In a damning submission to the Clarke inquiry into the handling of the case, the head of the country’s main intelligence agency said it told the government there were no grounds to believe Dr Haneef was linked to, or even knew about, the botched June car bombings. It raises questions about the actions of the then immigration minister, Kevin Andrews, who cancelled the doctor’s visa, and of the Australian Federal Police Commissioner, Mick Keelty, who has declared there were grounds to treat Dr Haneef as a security risk.
This was on top of similar advice to the AFP nearly three weeks ago:
“ The Queensland Police Service says it told Australia Federal Police (AFP) officers last year there was not enough evidence to charge Dr Mohamed Haneef with supporting a terrorist organisation.
There is now no doubt at all, if there ever was any, that the Haneef affair was Howard’s last ditch attempt at a Tampa Overboard for the 2007 election, aided and abetted by his lapdog, AFP Commissioner Keelty, and the Joke, Kevin Andrews.
More recently,
“ A senior counter-terrorism officer with the Australian Federal Police…testified that police were directed to charge “as many suspects as possible” with terrorism offences in order to test the new anti-terrorism laws introduced in 2003…”At the time we were directed, we were informed, to lay as many charges under the new terrorist legislation against as many suspects as possible because we wanted to use the new legislation,” Mr Lam Paktsun testified.
An AFP spokesperson was asked whether the ASIO statement made Keelty’s position untenable.
The answer is ‘Yes’.
As we said here last November,
“ can there any longer possibly be any question that the appalling, scandal-ridden, utterly discredited and totally compromised Keelty is irredeemably politicised – in fact has offered himself up to the political game by his own choice?

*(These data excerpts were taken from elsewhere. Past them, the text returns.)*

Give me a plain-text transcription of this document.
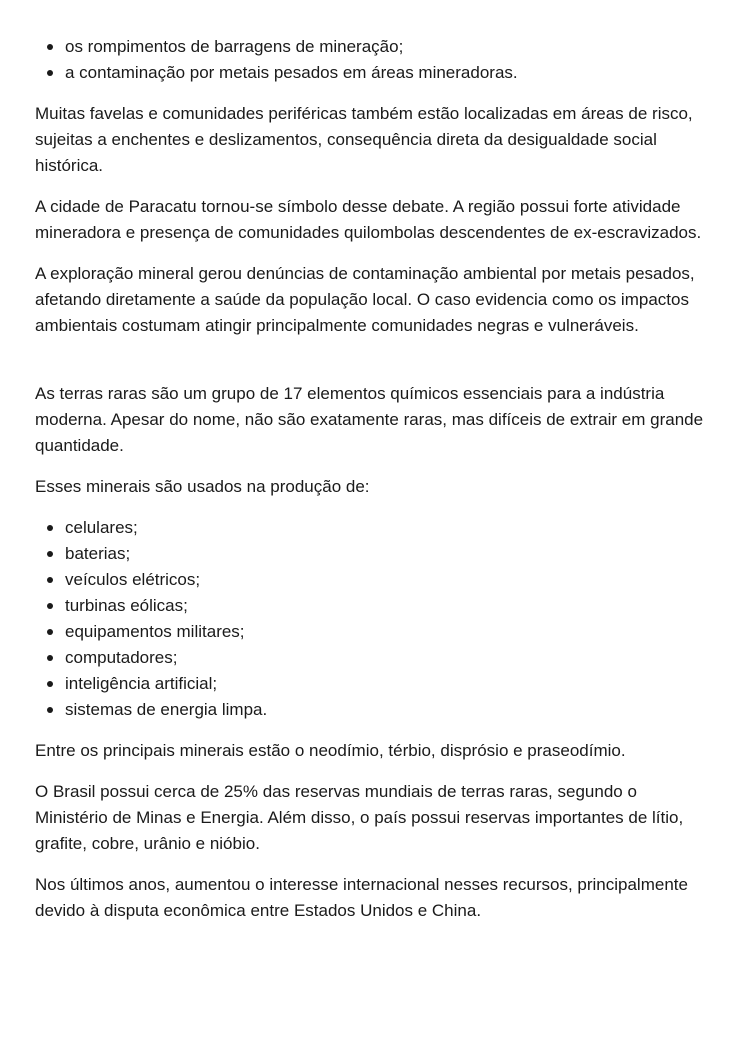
os rompimentos de barragens de mineração;
a contaminação por metais pesados em áreas mineradoras.

Muitas favelas e comunidades periféricas também estão localizadas em áreas de risco, sujeitas a enchentes e deslizamentos, consequência direta da desigualdade social histórica.

A cidade de Paracatu tornou-se símbolo desse debate. A região possui forte atividade mineradora e presença de comunidades quilombolas descendentes de ex-escravizados.

A exploração mineral gerou denúncias de contaminação ambiental por metais pesados, afetando diretamente a saúde da população local. O caso evidencia como os impactos ambientais costumam atingir principalmente comunidades negras e vulneráveis.

As terras raras são um grupo de 17 elementos químicos essenciais para a indústria moderna. Apesar do nome, não são exatamente raras, mas difíceis de extrair em grande quantidade.

Esses minerais são usados na produção de:

celulares;
baterias;
veículos elétricos;
turbinas eólicas;
equipamentos militares;
computadores;
inteligência artificial;
sistemas de energia limpa.

Entre os principais minerais estão o neodímio, térbio, disprósio e praseodímio.

O Brasil possui cerca de 25% das reservas mundiais de terras raras, segundo o Ministério de Minas e Energia. Além disso, o país possui reservas importantes de lítio, grafite, cobre, urânio e nióbio.

Nos últimos anos, aumentou o interesse internacional nesses recursos, principalmente devido à disputa econômica entre Estados Unidos e China.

“It’s time for Mick Keelty to resign. Or be sacked…Keelty has to go because of how he thinks about the law…He has to go because everything points to his being utterly politicised and his making decisions on political, not legal, grounds as directed by his [then] masters, the Howard ministry.”
Keelty made, cleverly he probably thought, a Faustian pact with the Devil of Realpolitik. Now he’s been caught out yet again and so we say, yet again:
“Do the decent thing at long last, Mick.”